HOY DIGITAL
El destituido juez Juan Francisco Rodríguez Consoró manifestó hoy que
el Consejo del Poder Judicial, lo destituyó mediante una resolución
basada en injurias y calumnias, así como en completa violación a todos
sus derechos fundamentales y con aplicación retroactiva de normas,
algunas de las cuales contienen visos de inconstitucionalidad.
Dijo que la decisión del órgano judicial fue con el objetivo de
satisfacer las presiones de un sector del Ministerio Público y la
realidad del momento, con su propósito de seguir alimentando el circo, conseguir views y likes, que es casi parte del diario vivir.
“Lo primero que quiero expresar al país, es que con esta comunicación
no pretendemos defender al juez por su destitución, pues esa función no
me define ni como persona ni como profesional, quienes me conocen y han
seguido mi trayectoria a lo interno del Poder Judicial, saben que mi
formación personal no me permiten ser parte de actos contrario a la ley,
la ética y la moral”, aseveró.
Aseguró que está consciente que se trata de una decisión que es
recurrible y revocable, pues, no tiene autoridad de la cosa
irrevocablemente juzgada, la cual va apelar.

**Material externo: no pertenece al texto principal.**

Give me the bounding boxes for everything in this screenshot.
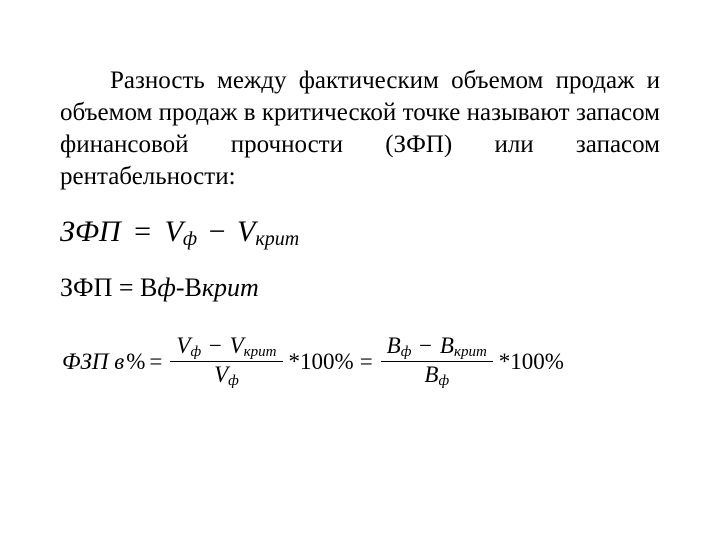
f3-f2-na-sub: ф (401, 344, 412, 360)
f3-eq2: = (356, 349, 377, 375)
f3-f2-nb: В (440, 333, 454, 358)
f3-f2-d: В (424, 362, 438, 387)
f2-b2: В (185, 273, 202, 302)
f1-eq: = (128, 215, 157, 248)
f3-eq: = (145, 349, 166, 375)
f3-pct: % (126, 349, 145, 375)
f2-lhs: ЗФП = (60, 273, 140, 302)
f3-f1-nb: V (230, 333, 244, 358)
formula-zfp-b: ЗФП = Вф-Вкрит (60, 273, 660, 303)
f2-dash: - (176, 273, 185, 302)
f3-frac1-num: Vф − Vкрит (170, 333, 282, 362)
f2-b1: В (140, 273, 157, 302)
f3-f2-minus: − (417, 333, 434, 358)
f3-f2-na: В (387, 333, 401, 358)
f3-frac2-den: Вф (418, 362, 455, 390)
f3-f2-d-sub: ф (438, 373, 449, 389)
f3-f1-nb-sub: крит (244, 344, 277, 360)
f1-v1-sub: ф (183, 228, 197, 250)
f1-minus: − (205, 215, 230, 248)
f2-b1-sub: ф (157, 273, 175, 302)
body-paragraph: Разность между фактическим объемом прода… (60, 65, 660, 193)
f1-v1: V (165, 215, 183, 248)
f3-times100a: *100% (287, 349, 356, 375)
f3-frac2-num: Вф − Вкрит (381, 333, 493, 362)
f3-f1-d-sub: ф (228, 373, 239, 389)
f3-frac1-den: Vф (208, 362, 245, 390)
formula-fzp-percent: ФЗП в % = Vф − Vкрит Vф *100% = Вф − Вкр… (60, 333, 660, 391)
f3-times100b: *100% (497, 349, 566, 375)
formula-zfp-v: ЗФП = Vф − Vкрит (60, 215, 660, 251)
f3-frac2: Вф − Вкрит Вф (381, 333, 493, 391)
f3-f1-d: V (214, 362, 228, 387)
f3-f1-minus: − (207, 333, 224, 358)
f3-f1-na-sub: ф (190, 344, 201, 360)
f1-lhs: ЗФП (60, 215, 121, 248)
f2-b2-sub: крит (202, 273, 259, 302)
f3-lhs: ФЗП в (60, 349, 126, 375)
f3-f1-na: V (176, 333, 190, 358)
f3-f2-nb-sub: крит (454, 344, 487, 360)
f1-v2: V (237, 215, 255, 248)
document-page: Разность между фактическим объемом прода… (0, 0, 720, 540)
f3-frac1: Vф − Vкрит Vф (170, 333, 282, 391)
f1-v2-sub: крит (255, 228, 299, 250)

Precisó que la comunicación tiene como propósito responder el juicio mediático que
se ha hecho a un proceso disciplinario, pues, defender su honor y
buen nombre y el de su familia, a la cual me debo con todo mi ser, es
un derecho.
Indicó que no está opuesto a ser investigado penalmente,
pues no tiene nada que esconder ni que temer: “A lo que estoy
completamente opuesto, es a que cualquier persona sin importar raza,
color e ideología, sea procesada fuera de todas las garantías
constitucionales, y que se le condene sin pruebas, simplemente por el
rumor que ellos mismos han creado, lo que ha generado este juicio
mediático”.
Advirtió a la comunidad jurídica nacional a estar atenta a los
verdaderos propósitos que se persiguen con su destitución y publicidad
morbosa de la misma, “pues, no es más que destruir las garantías de
derecho y el debido proceso de los ciudadanos y con esto la libertad
decisional e independencia de los jueces dominicanos”.

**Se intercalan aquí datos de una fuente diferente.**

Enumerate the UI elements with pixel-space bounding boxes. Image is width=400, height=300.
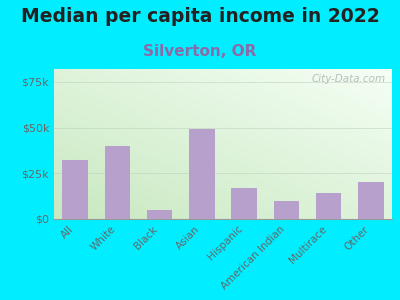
Bar [147,210,172,219]
Bar [189,129,214,219]
Bar [358,182,384,219]
Bar [316,194,341,219]
Text: City-Data.com: City-Data.com [311,74,385,83]
Bar [62,160,88,219]
Bar [274,201,299,219]
Bar [105,146,130,219]
Text: Silverton, OR: Silverton, OR [143,44,257,59]
Text: Median per capita income in 2022: Median per capita income in 2022 [21,8,379,26]
Bar [232,188,257,219]
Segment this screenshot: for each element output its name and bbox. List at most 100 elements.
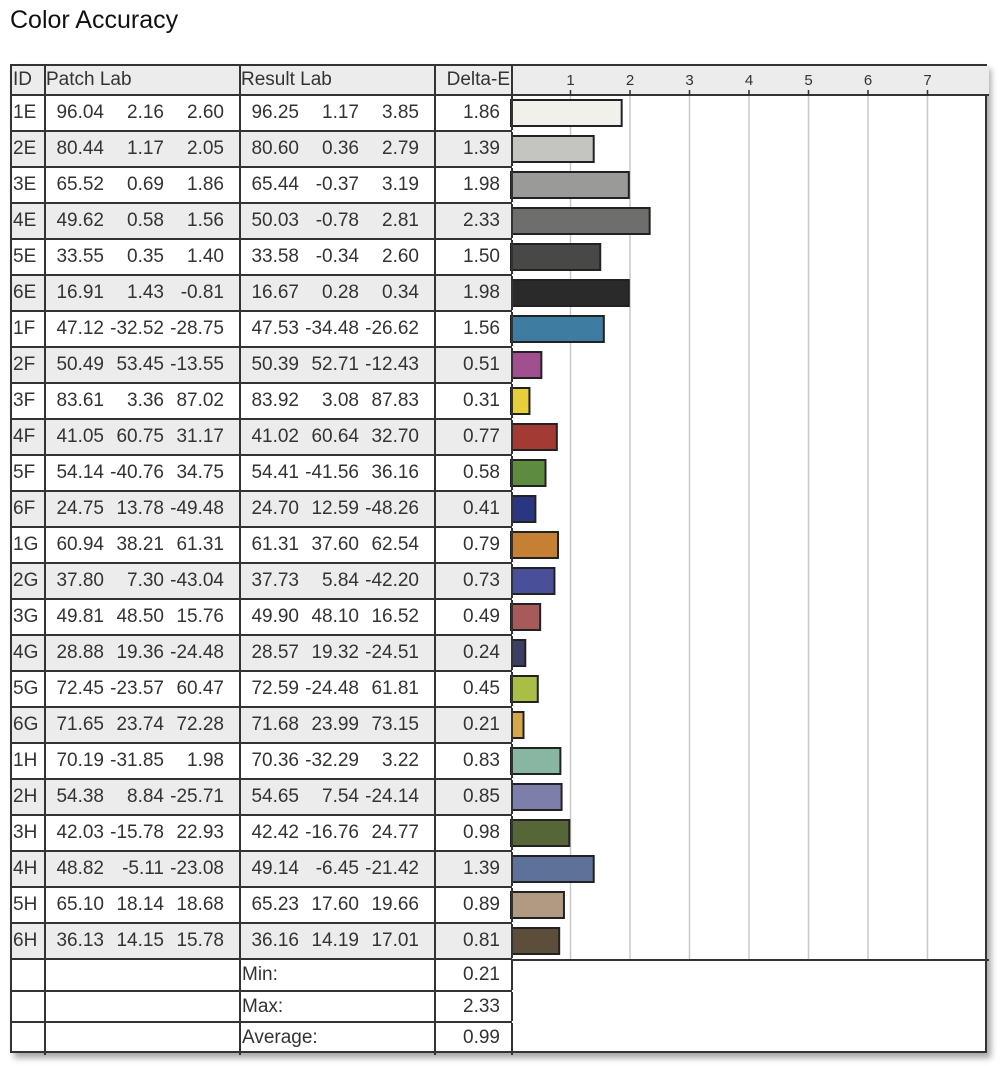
delta-e-value: 0.79	[436, 528, 513, 562]
lab-value: 3.22	[382, 750, 419, 771]
tick-label: 6	[864, 72, 872, 89]
patch-lab: 65.10 18.14 18.68	[46, 888, 241, 922]
bar-2H	[510, 783, 563, 811]
lab-value: 73.15	[371, 714, 419, 735]
patch-id: 4G	[12, 636, 46, 670]
lab-value: 8.84	[127, 786, 164, 807]
summary-row: Average: 0.99	[12, 1023, 513, 1055]
table-row: 3F 83.61 3.36 87.02 83.92 3.08 87.83 0.31	[12, 384, 513, 420]
lab-value: -42.20	[365, 570, 419, 591]
table-row: 5G 72.45 -23.57 60.47 72.59 -24.48 61.81 0.4…	[12, 672, 513, 708]
table-row: 3G 49.81 48.50 15.76 49.90 48.10 16.52 0.49	[12, 600, 513, 636]
patch-id: 2E	[12, 132, 46, 166]
delta-e-value: 0.83	[436, 744, 513, 778]
result-lab: 33.58 -0.34 2.60	[241, 240, 436, 274]
tick-label: 1	[566, 72, 574, 89]
lab-value: 50.39	[251, 354, 299, 375]
lab-value: 42.03	[56, 822, 104, 843]
table-row: 4F 41.05 60.75 31.17 41.02 60.64 32.70 0.77	[12, 420, 513, 456]
patch-id: 3G	[12, 600, 46, 634]
lab-value: 2.16	[127, 102, 164, 123]
lab-value: 16.91	[56, 282, 104, 303]
table-row: 1F 47.12 -32.52 -28.75 47.53 -34.48 -26.62 1…	[12, 312, 513, 348]
patch-id: 2G	[12, 564, 46, 598]
result-lab: 83.92 3.08 87.83	[241, 384, 436, 418]
lab-value: 15.78	[176, 930, 224, 951]
lab-value: -32.52	[110, 318, 164, 339]
lab-value: -26.62	[365, 318, 419, 339]
lab-value: -48.26	[365, 498, 419, 519]
lab-value: 87.83	[371, 390, 419, 411]
bar-3H	[510, 819, 571, 847]
lab-value: 2.79	[382, 138, 419, 159]
patch-lab: 70.19 -31.85 1.98	[46, 744, 241, 778]
delta-e-value: 0.73	[436, 564, 513, 598]
lab-value: -25.71	[170, 786, 224, 807]
patch-lab: 50.49 53.45 -13.55	[46, 348, 241, 382]
patch-id: 5G	[12, 672, 46, 706]
delta-e-value: 1.86	[436, 96, 513, 130]
lab-value: 65.10	[56, 894, 104, 915]
bar-2E	[510, 135, 595, 163]
lab-value: 0.35	[127, 246, 164, 267]
patch-id: 3H	[12, 816, 46, 850]
lab-value: 12.59	[311, 498, 359, 519]
lab-value: 0.36	[322, 138, 359, 159]
delta-e-value: 1.98	[436, 276, 513, 310]
lab-value: 14.19	[311, 930, 359, 951]
patch-lab: 36.13 14.15 15.78	[46, 924, 241, 958]
lab-value: 49.81	[56, 606, 104, 627]
table-row: 2G 37.80 7.30 -43.04 37.73 5.84 -42.20 0.73	[12, 564, 513, 600]
result-lab: 16.67 0.28 0.34	[241, 276, 436, 310]
lab-value: 61.31	[251, 534, 299, 555]
delta-e-value: 0.49	[436, 600, 513, 634]
patch-lab: 60.94 38.21 61.31	[46, 528, 241, 562]
lab-value: -5.11	[122, 858, 164, 879]
result-lab: 61.31 37.60 62.54	[241, 528, 436, 562]
tick-label: 4	[745, 72, 753, 89]
table-row: 3H 42.03 -15.78 22.93 42.42 -16.76 24.77 0.9…	[12, 816, 513, 852]
lab-value: 28.88	[56, 642, 104, 663]
table-row: 2E 80.44 1.17 2.05 80.60 0.36 2.79 1.39	[12, 132, 513, 168]
header-result-lab: Result Lab	[241, 66, 436, 94]
patch-lab: 49.62 0.58 1.56	[46, 204, 241, 238]
lab-value: 7.30	[127, 570, 164, 591]
lab-value: -13.55	[170, 354, 224, 375]
lab-value: -15.78	[110, 822, 164, 843]
lab-value: 28.57	[251, 642, 299, 663]
lab-value: 7.54	[322, 786, 359, 807]
lab-value: 1.56	[187, 210, 224, 231]
summary-value: 0.21	[436, 960, 513, 990]
lab-value: 60.75	[116, 426, 164, 447]
lab-value: 32.70	[371, 426, 419, 447]
lab-value: 41.05	[56, 426, 104, 447]
lab-value: 1.43	[127, 282, 164, 303]
bar-5E	[510, 243, 602, 271]
lab-value: 72.28	[176, 714, 224, 735]
result-lab: 42.42 -16.76 24.77	[241, 816, 436, 850]
patch-id: 5F	[12, 456, 46, 490]
patch-lab: 41.05 60.75 31.17	[46, 420, 241, 454]
patch-lab: 16.91 1.43 -0.81	[46, 276, 241, 310]
lab-value: 3.08	[322, 390, 359, 411]
table-row: 6G 71.65 23.74 72.28 71.68 23.99 73.15 0.21	[12, 708, 513, 744]
header-patch-lab: Patch Lab	[46, 66, 241, 94]
lab-value: 0.34	[382, 282, 419, 303]
result-lab: 65.44 -0.37 3.19	[241, 168, 436, 202]
summary-row: Max: 2.33	[12, 991, 513, 1023]
lab-value: 62.54	[371, 534, 419, 555]
bar-1F	[510, 315, 605, 343]
bar-5H	[510, 891, 565, 919]
lab-value: -28.75	[170, 318, 224, 339]
lab-value: 70.19	[56, 750, 104, 771]
lab-value: 71.65	[56, 714, 104, 735]
delta-e-value: 1.98	[436, 168, 513, 202]
lab-value: 2.60	[382, 246, 419, 267]
delta-e-value: 0.81	[436, 924, 513, 958]
lab-value: 3.85	[382, 102, 419, 123]
result-lab: 24.70 12.59 -48.26	[241, 492, 436, 526]
lab-value: -24.48	[305, 678, 359, 699]
lab-value: -40.76	[110, 462, 164, 483]
lab-value: 37.60	[311, 534, 359, 555]
patch-id: 4F	[12, 420, 46, 454]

Apuntó que con la medida se busca amedrentar y adoctrinar a todos
los juzgadores instaurando así una dictadura judicial al servicio de un
sector del Ministerio Público, a los fines de desnaturalizar el fin
último de la justicia y la aplicación de la norma, así como la finalidad
del proceso penal.
Sobre su «persecución»
El juez Juan Francisco Consoró indicó que su persecución inició el 7
de junio del año 2022, exactamente un día después de haber dictado el
Auto de No Ha Lugar, del denominado caso de Los Tres Brazos, a
consecuencia de no haber favorecido la petición del Ministerio Público.

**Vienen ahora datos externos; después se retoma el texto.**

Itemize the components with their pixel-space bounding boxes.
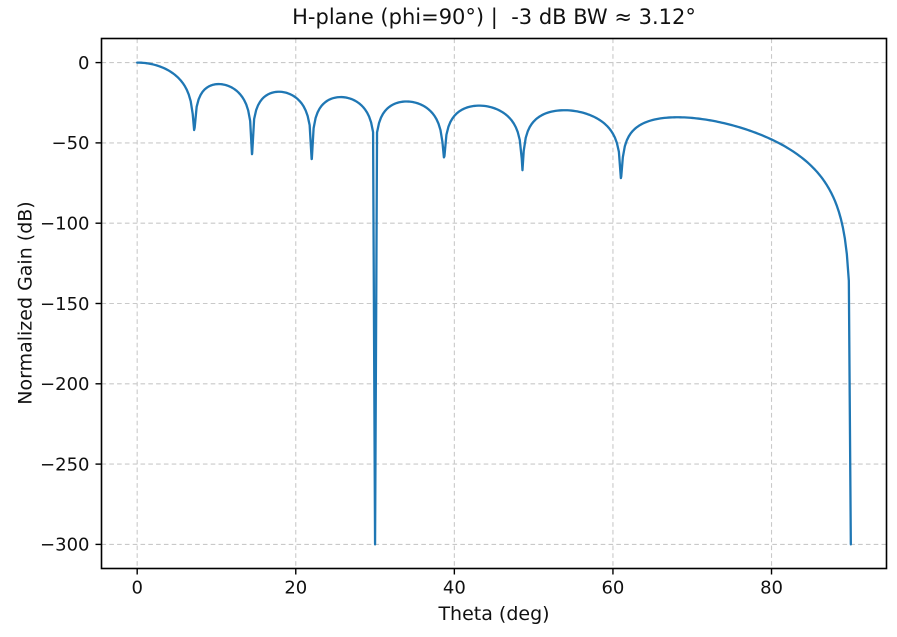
y-tick-label: −200: [40, 374, 89, 395]
y-tick-label: −250: [40, 454, 89, 475]
x-tick-label: 80: [760, 578, 783, 599]
x-axis-label: Theta (deg): [438, 603, 550, 625]
y-axis-label: Normalized Gain (dB): [14, 201, 37, 405]
x-tick-label: 20: [284, 578, 307, 599]
y-tick-label: −50: [52, 133, 90, 154]
x-tick-label: 40: [443, 578, 466, 599]
x-tick-label: 60: [601, 578, 624, 599]
y-tick-label: 0: [78, 53, 89, 74]
y-tick-label: −100: [40, 213, 89, 234]
gain-curve: [136, 61, 852, 546]
chart-title: H-plane (phi=90°) | -3 dB BW ≈ 3.12°: [292, 5, 696, 29]
x-tick-label: 0: [131, 578, 142, 599]
y-tick-label: −150: [40, 294, 89, 315]
y-tick-label: −300: [40, 535, 89, 556]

Indicó que la inspectoría señaló , en ese momento , que sus
supuestas faltas fueron las siguiente: a) supuestas irregularidades en
el conocimiento de una medida en el año 2019, fundamentados en unas
grabaciones que el mismo Ministerio Público le suministra a la
Inspectoría del Poder Judicial; b) particularidades propias del proceso Los Tres brazos;
c) d ilaciones en la entrega de resoluciones relativas a libertad de
imputados; d) declaraciones públicas que afectan la imagen del Poder
Judicial; e) incremento patrimonial incompatible con el nivel de
ingreso; f) obtener préstamos no participados a los órganos
correspondiente.
“Es bueno que el país sepa que en mi función de juez de la
instrucción, denominado por la norma como juez de las garantías legales
y constitucionales en favor de todos los ciudadanos, fui apoderado en
el año 2019 para conocer una medida de coerción en contra de un
ciudadano acusado de haber movido cierta cantidad de drogas desde la
cárcel a través de un celular”, precisó.
Dijo que el Ministerio Público manifiesta haber comprobado por
escucha o captación de las conversaciones telefónicas que esté privado
de libertad sostenía desde la cárcel.
“Para que el país entienda el porqué de la decisión y pueda juzgar
por si mismo, de quién ha sido la falta y a quienes corresponden los
actos de corrupción”, sostuvo.
Señaló: “Primer punto , ¿Por qué un individuo cumpliendo una condena tiene un celular en la cárcel?,
evidentemente que no lo compró en una tienda, sino que tiene un celular
en la cárcel porque la autoridad que lo tiene bajo su custodia se lo
proporciona, pues esto constituye uno de los negocios más lucrativos
para algunos miembros del sistema”.
Recordó que esta corrupción en los centros penitenciarios fue denunciada por el anterior director general de Prisiones.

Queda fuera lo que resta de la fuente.